Residents were also suspicious of the nature of the space.

Ofshtein, a Midwood lawyer who spent a decade in the food service industry during college and law school, assured residents that the space would indeed be a “high-end, Manhattan-style” restaurant and nothing more.

But MySpace and Facebook pages for the eatery boasted live music and bottle service. On the MySpace page, many of Prime 6’s 300 friends are sultry women in suggestive poses. The Facebook page for the space appears to have been removed.

Ofshtein, however, denied any involvement in either of the sites, saying that they were designed by an independent business. Though the exact details of the space are not yet worked out, he said it would either be a steakhouse or a “California kitchen.”

Community Board 6 will reconsider the matter in a month, after it first gives Ofshtein a chance to reconcile some of the community’s concerns.

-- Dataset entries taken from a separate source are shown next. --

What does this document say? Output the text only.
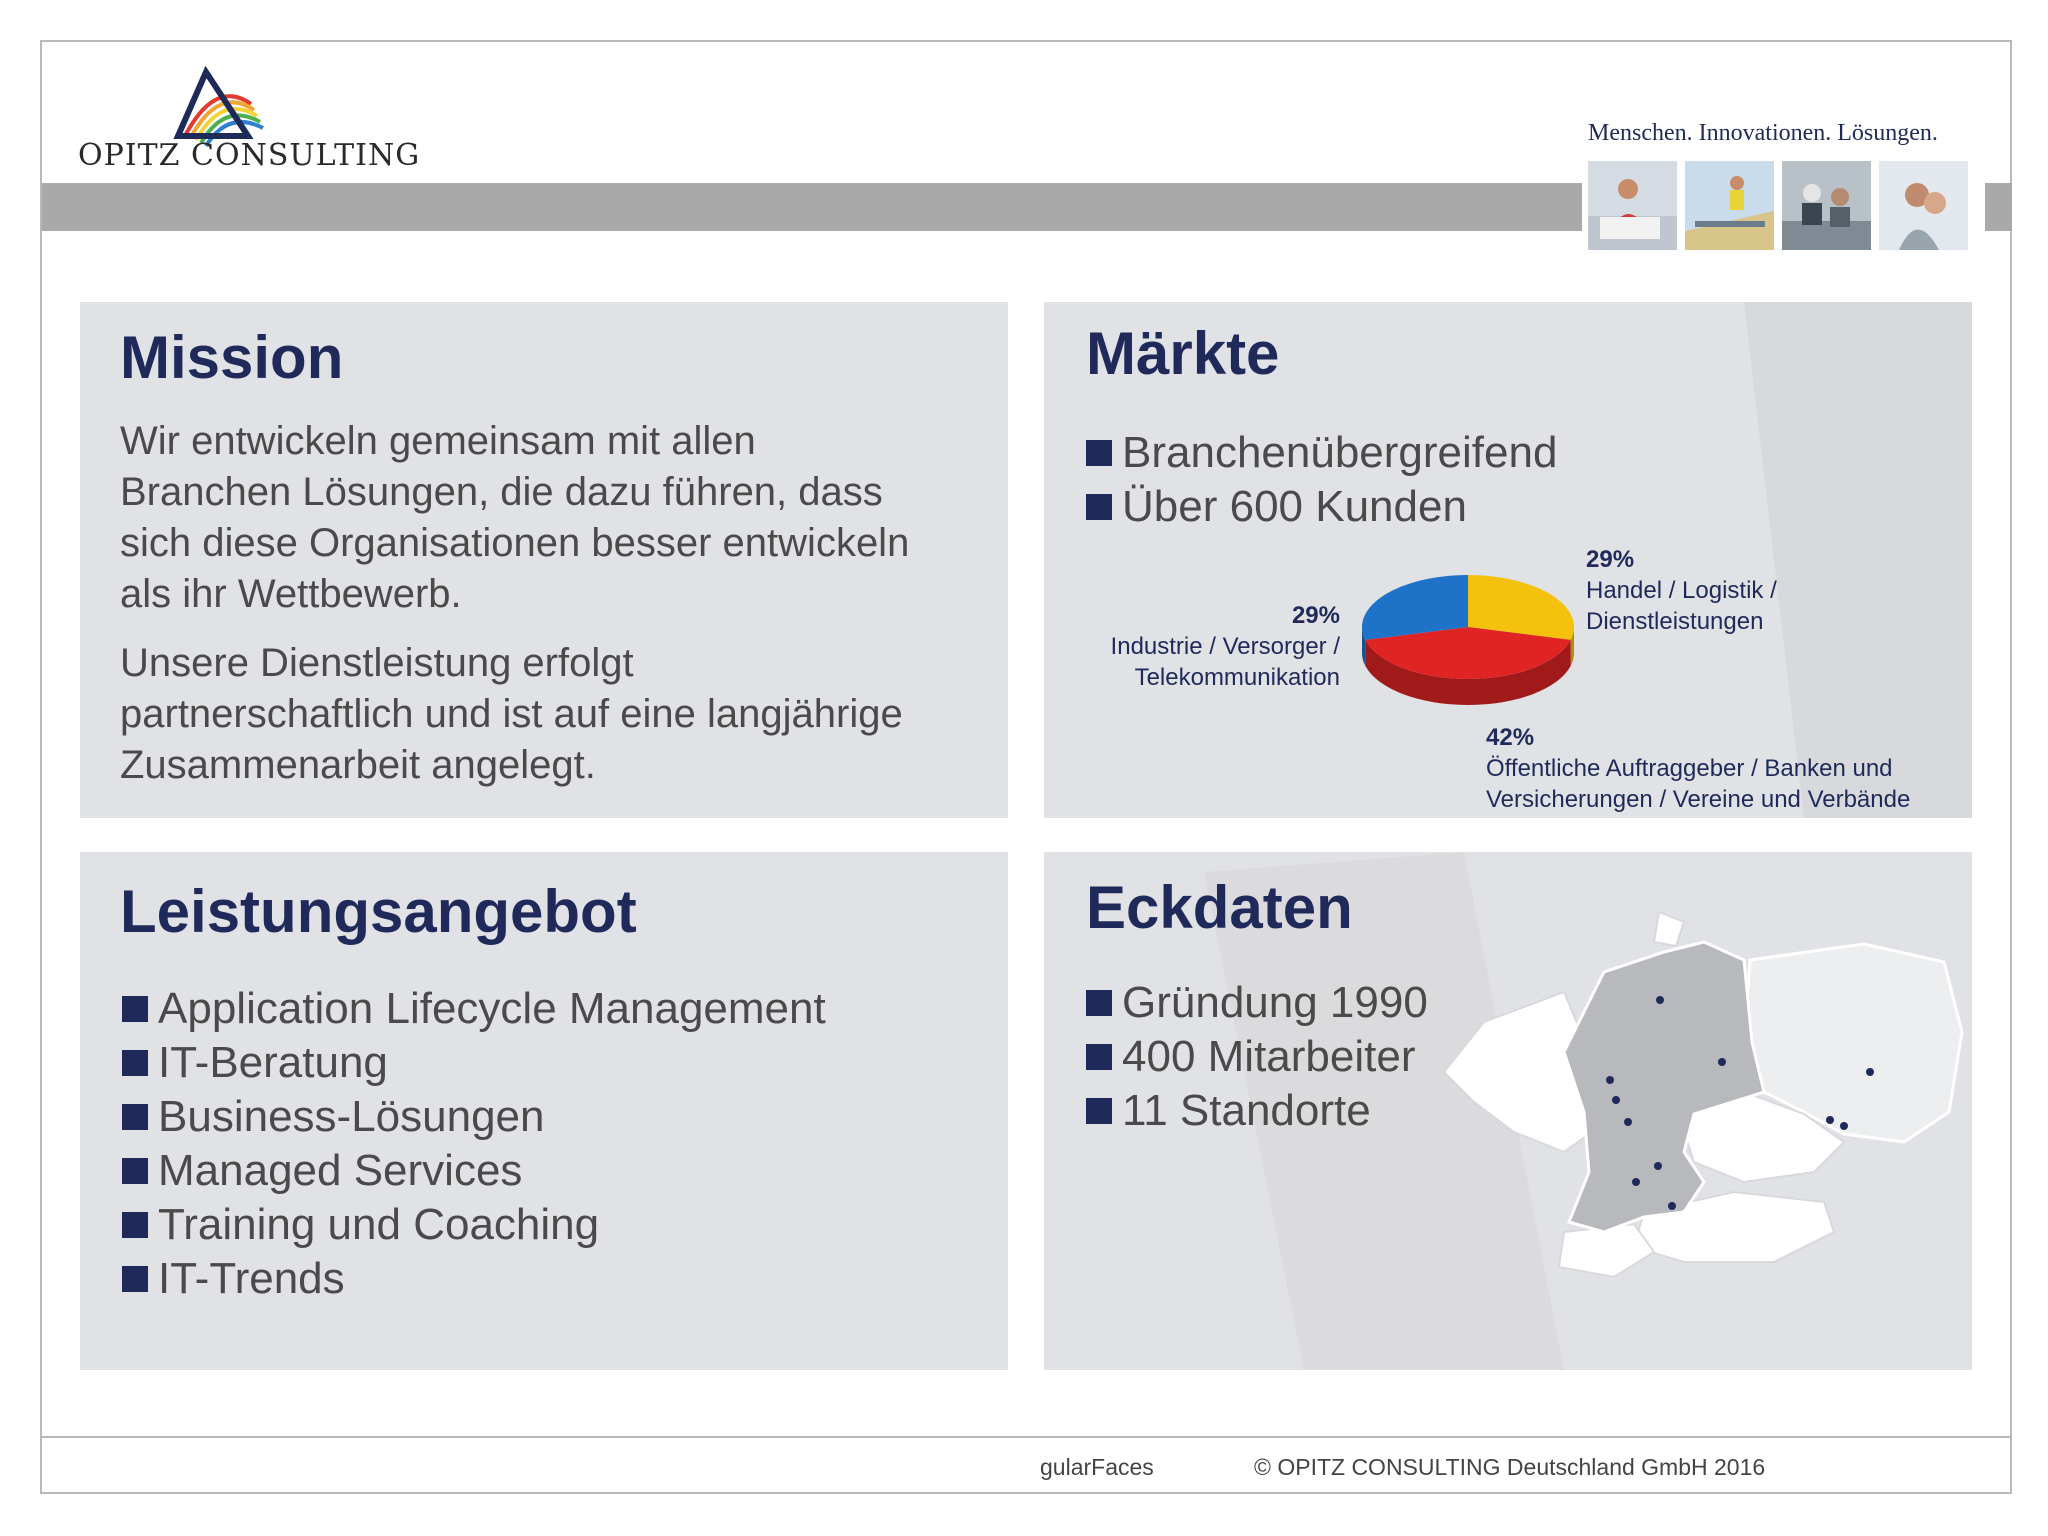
OPITZ CONSULTING
Menschen. Innovationen. Lösungen.
Mission
Wir entwickeln gemeinsam mit allen
Branchen Lösungen, die dazu führen, dass
sich diese Organisationen besser entwickeln
als ihr Wettbewerb.
Unsere Dienstleistung erfolgt
partnerschaftlich und ist auf eine langjährige
Zusammenarbeit angelegt.
Märkte
Branchenübergreifend
Über 600 Kunden
29%
Handel / Logistik /
Dienstleistungen
29%
Industrie / Versorger /
Telekommunikation
42%
Öffentliche Auftraggeber / Banken und
Versicherungen / Vereine und Verbände
Leistungsangebot
Application Lifecycle Management
IT-Beratung
Business-Lösungen
Managed Services
Training und Coaching
IT-Trends
Eckdaten
Gründung 1990
400 Mitarbeiter
11 Standorte
gularFaces	© OPITZ CONSULTING Deutschland GmbH 2016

It is unclear, however, what impact the community board can even have now that the liquor licenses for the space have already been granted. Prime 6 will still need the Department of Buildings to sign off on the plans, which an increase in occupancy for a total occupancy of 230 people.

After the meeting, Ofshtein said he is willing to at least consider some of the suggestions from the community.

“The majority of the issues that around tonight are new to me, so I’d like some time to think about them,” said Ofshtein.

“We came to this meeting with no idea there were these sentiments,” added Karp.